Angry tears ruched my eyes as I thought of the years of struggling with the fire in my own mind, trying to squash it and flame it in equal parts. I’d been cursed with a mind on fire, and Usher had played a role. Usher lingered at the edges of my psyche, poised to pull me back into the dark abyss of my mind at any moment. The years spent in therapy sessions, the obsessive thinking and constant state of self-annihilation clung to me even now.

And then a long-forgotten memory came back to me like a sense of déjà vu. “It was her.”

Yarrow didn’t reply.

“I had a recurring nightmare as a child—I was locked in a room alone and a little girl in pigtails watched over me, but never spoke.” I wiped at the wetness at my eyelids. It was young Yara, the very same illusion that’d come to me at the library window that night in the library apartment. “Maybe she was trying to tell me, even then.”

He nodded, seeming to understand the words I didn’t say.

“She was broken when your father took you. She was determined to find you. It was only a matter of time.” Yarrow refused to call the name of his dead sister into reality. I didn't blame him. “You were never a random choice. Usher was in your blood.”

“Who was my grandfather?” I asked.

Yarrow simply shrugged. “Yara never said. I never asked. If you look at the dates it’s not hard to guess.”

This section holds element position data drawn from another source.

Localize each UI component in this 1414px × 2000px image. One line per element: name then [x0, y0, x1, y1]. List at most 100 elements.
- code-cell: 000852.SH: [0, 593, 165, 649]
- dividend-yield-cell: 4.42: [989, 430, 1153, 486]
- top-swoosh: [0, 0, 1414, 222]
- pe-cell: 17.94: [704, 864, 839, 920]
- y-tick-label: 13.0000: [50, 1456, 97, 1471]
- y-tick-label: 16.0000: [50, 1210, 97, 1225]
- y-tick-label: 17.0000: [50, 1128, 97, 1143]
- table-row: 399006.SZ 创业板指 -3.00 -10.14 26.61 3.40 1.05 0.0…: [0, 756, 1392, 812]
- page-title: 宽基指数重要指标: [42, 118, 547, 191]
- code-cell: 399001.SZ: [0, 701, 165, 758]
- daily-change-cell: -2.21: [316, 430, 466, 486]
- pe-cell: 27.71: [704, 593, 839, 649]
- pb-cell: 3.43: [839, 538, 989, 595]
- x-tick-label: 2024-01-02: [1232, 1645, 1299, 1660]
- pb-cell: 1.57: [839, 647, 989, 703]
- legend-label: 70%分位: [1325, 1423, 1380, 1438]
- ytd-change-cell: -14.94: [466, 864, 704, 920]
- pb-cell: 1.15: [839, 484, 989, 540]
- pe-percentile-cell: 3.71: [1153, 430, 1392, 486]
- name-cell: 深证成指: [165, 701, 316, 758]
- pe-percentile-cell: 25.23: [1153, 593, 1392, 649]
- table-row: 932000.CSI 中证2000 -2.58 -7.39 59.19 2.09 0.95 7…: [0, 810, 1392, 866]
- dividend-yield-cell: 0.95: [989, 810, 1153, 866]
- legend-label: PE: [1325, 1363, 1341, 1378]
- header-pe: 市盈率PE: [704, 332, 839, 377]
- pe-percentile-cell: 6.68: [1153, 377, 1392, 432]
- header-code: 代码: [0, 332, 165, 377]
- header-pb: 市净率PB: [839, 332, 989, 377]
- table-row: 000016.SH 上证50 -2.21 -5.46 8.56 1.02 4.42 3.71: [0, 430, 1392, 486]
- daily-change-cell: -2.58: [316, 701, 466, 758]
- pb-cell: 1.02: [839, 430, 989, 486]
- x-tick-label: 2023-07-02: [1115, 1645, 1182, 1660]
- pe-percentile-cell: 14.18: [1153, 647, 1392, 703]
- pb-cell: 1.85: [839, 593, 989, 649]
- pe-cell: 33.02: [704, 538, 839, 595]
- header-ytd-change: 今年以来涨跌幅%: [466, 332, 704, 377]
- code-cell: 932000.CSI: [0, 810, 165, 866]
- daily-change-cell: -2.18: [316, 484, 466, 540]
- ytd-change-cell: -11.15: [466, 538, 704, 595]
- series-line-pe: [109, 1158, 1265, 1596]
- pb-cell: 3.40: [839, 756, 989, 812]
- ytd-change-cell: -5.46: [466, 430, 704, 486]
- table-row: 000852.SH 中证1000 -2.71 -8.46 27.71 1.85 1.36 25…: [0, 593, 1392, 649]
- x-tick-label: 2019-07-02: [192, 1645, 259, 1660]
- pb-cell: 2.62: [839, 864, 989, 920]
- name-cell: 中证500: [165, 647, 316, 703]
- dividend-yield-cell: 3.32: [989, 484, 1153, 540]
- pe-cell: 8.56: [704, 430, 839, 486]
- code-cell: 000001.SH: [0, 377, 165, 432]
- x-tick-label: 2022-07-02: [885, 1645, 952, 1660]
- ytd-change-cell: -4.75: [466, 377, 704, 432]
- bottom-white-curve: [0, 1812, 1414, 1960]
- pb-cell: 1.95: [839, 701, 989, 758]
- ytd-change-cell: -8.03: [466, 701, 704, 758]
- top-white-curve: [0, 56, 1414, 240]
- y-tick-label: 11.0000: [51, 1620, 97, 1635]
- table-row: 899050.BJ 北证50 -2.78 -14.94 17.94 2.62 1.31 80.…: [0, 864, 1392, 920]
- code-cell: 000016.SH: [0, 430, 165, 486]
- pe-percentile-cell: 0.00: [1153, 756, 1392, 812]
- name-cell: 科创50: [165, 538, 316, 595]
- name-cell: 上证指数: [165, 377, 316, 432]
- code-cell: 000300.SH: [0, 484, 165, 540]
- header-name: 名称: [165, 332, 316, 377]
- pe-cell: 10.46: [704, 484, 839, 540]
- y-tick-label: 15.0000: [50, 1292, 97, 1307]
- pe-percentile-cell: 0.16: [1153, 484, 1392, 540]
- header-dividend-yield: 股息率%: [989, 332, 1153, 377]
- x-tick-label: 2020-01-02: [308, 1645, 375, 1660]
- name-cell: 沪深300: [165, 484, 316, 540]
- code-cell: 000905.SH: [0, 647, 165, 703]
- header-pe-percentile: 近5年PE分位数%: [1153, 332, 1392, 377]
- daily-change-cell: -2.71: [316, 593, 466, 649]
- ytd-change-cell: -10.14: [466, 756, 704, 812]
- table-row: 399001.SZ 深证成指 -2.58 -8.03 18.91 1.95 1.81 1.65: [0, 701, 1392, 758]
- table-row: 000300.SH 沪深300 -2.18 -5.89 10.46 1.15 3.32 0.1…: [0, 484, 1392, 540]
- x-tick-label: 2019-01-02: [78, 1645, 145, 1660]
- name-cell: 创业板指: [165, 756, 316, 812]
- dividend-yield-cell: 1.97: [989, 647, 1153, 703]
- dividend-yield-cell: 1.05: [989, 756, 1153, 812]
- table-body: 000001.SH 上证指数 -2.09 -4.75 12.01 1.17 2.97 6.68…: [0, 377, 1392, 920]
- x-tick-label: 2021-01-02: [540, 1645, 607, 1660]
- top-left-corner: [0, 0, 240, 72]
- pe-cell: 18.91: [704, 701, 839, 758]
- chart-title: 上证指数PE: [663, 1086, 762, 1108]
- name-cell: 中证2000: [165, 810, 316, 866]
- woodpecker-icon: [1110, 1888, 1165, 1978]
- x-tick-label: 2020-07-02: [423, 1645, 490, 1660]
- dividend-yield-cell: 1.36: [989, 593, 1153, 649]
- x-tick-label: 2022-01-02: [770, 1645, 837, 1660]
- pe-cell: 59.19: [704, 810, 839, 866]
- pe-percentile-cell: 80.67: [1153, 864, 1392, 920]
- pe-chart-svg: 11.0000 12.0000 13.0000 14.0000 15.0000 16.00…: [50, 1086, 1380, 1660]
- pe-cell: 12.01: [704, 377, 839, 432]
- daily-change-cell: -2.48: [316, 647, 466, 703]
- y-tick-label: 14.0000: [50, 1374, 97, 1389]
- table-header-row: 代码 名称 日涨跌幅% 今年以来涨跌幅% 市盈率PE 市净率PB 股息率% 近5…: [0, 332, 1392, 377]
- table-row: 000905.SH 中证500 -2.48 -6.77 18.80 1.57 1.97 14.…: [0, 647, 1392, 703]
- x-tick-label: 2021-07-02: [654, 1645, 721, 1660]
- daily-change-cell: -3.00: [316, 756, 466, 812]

I let his words hang heavy like a rain cloud. Nate. I finally uttered, “But what about Thax—why put him through all of that if he wasn’t related?”

Yarrow shrugged. “Her curiosity got the better of her when it came to him. Yara had many secrets. When he arrived she was insistent I gather two samples of his DNA. Thax devoted too much time to discovering her secrets, she couldn’t risk what he might find.”

“But couldn’t she just let him leave like she did my dad?”

Yarrow tore off another chunk of chicken thigh and chewed, eyes trained on the plate in front of him as he did. “She didn’t let your dad leave. He escaped. The last one.”

Sadness settled on my shoulders as silence passed in long beats between us. My eyes crawled around the corners of the kitchen; small polished-enamel bird cages in pastel colors decorated the available shelves, a nod to Usher when I’d first come here.

“I’ve never asked,” I finally said, “but...will you tell me how the last writer died?”

Yarrow grunted, then set the newly-cleaned thigh bone on the plate and wiped his hands on his work pants. “The vitamins didn’t agree with her—she had to be chained to her bed so she wouldn’t hurt herself.”

“By vitamins you mean the peace lily toxin?” I asked.